Recently, I hosted a book event for John McCaslin at the Heritage Foundation to introduce folks to his new book by the same name, "Inside the Beltway" ? a must-read for all those interested in the personalities and moves of "Washington types". Why would I host an event and dedicate a column to material not seen as "hard news"? Because most times you can learn more about the character of a person when they think no one is watching.
But John McCaslin is always watching, so to speak. The wild popularity of his column sends the best news his way via some 1,000 e-mails a day from his eyes and ears in Washington and beyond. Veteran journalist that he is, John only uses tips from trusted sources and/or items he can verify. And many of these great insights into the lives of the powerful are included in his book in more expansive form than the space allotted for his daily column.
There's something about John you should know: He's a perfect gentleman ? the type rarely seen anywhere these days, let alone in Washington. And he is a warm, attentive father to his beautiful and poised 16-year-old daughter, Kerry, who often accompanies him on speaking engagements. John's writing reflects his thoughtful, deliberate style ? a style that is thoroughly engaging, but never mean or crass.

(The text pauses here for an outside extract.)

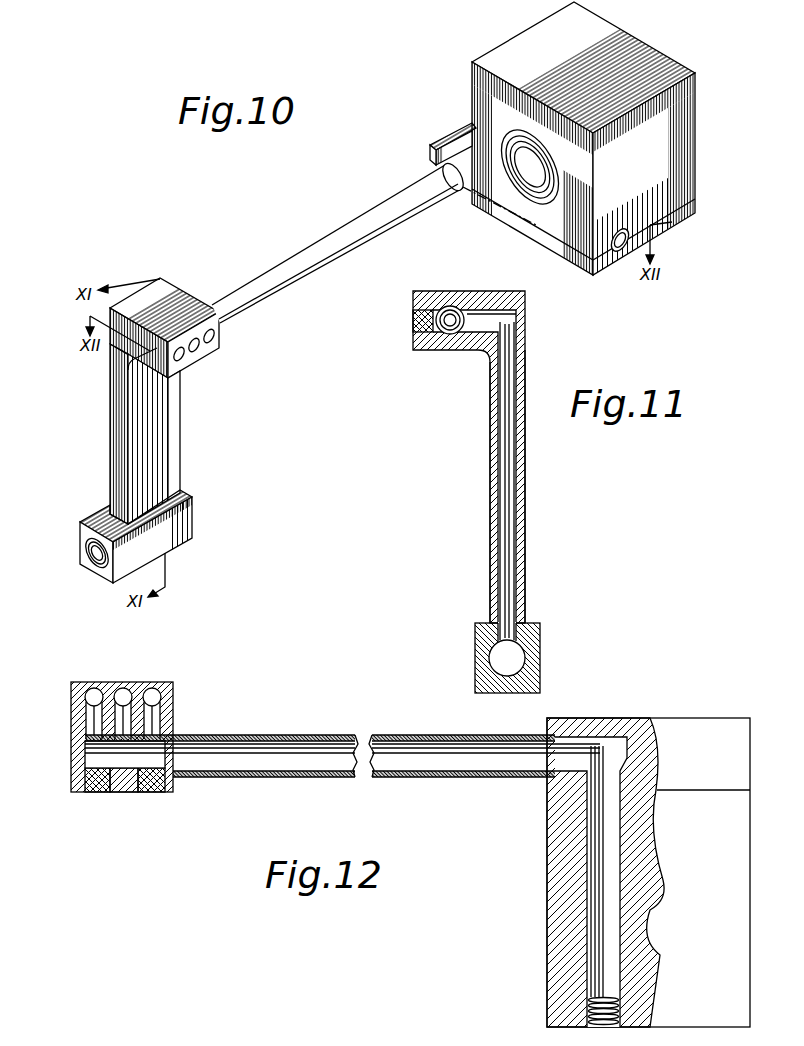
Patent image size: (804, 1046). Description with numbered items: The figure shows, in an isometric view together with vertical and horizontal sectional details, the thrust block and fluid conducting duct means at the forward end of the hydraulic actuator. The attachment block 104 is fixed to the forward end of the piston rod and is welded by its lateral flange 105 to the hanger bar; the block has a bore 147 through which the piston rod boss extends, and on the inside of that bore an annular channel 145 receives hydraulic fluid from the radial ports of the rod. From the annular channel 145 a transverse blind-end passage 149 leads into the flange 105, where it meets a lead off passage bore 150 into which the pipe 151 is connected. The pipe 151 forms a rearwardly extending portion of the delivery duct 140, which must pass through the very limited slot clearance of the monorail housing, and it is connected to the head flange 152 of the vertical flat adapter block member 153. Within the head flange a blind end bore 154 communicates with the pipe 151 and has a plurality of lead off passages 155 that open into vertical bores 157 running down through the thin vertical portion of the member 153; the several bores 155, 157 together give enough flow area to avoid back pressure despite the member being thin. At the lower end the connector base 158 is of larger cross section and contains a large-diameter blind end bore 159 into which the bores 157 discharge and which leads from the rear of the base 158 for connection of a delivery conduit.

He simply collects the type of information a lot of reporters miss, the kind that gives insight into what type of person they're covering, and reports it in a manner that creates a vivid snapshot of the scene in your mind. As the popularity of McCaslin's column demonstrates, if you are known for collecting enough accurate "inside" information and sharing it in a manner that is useful, folks come to respect, trust and rely on you for the "real scoop."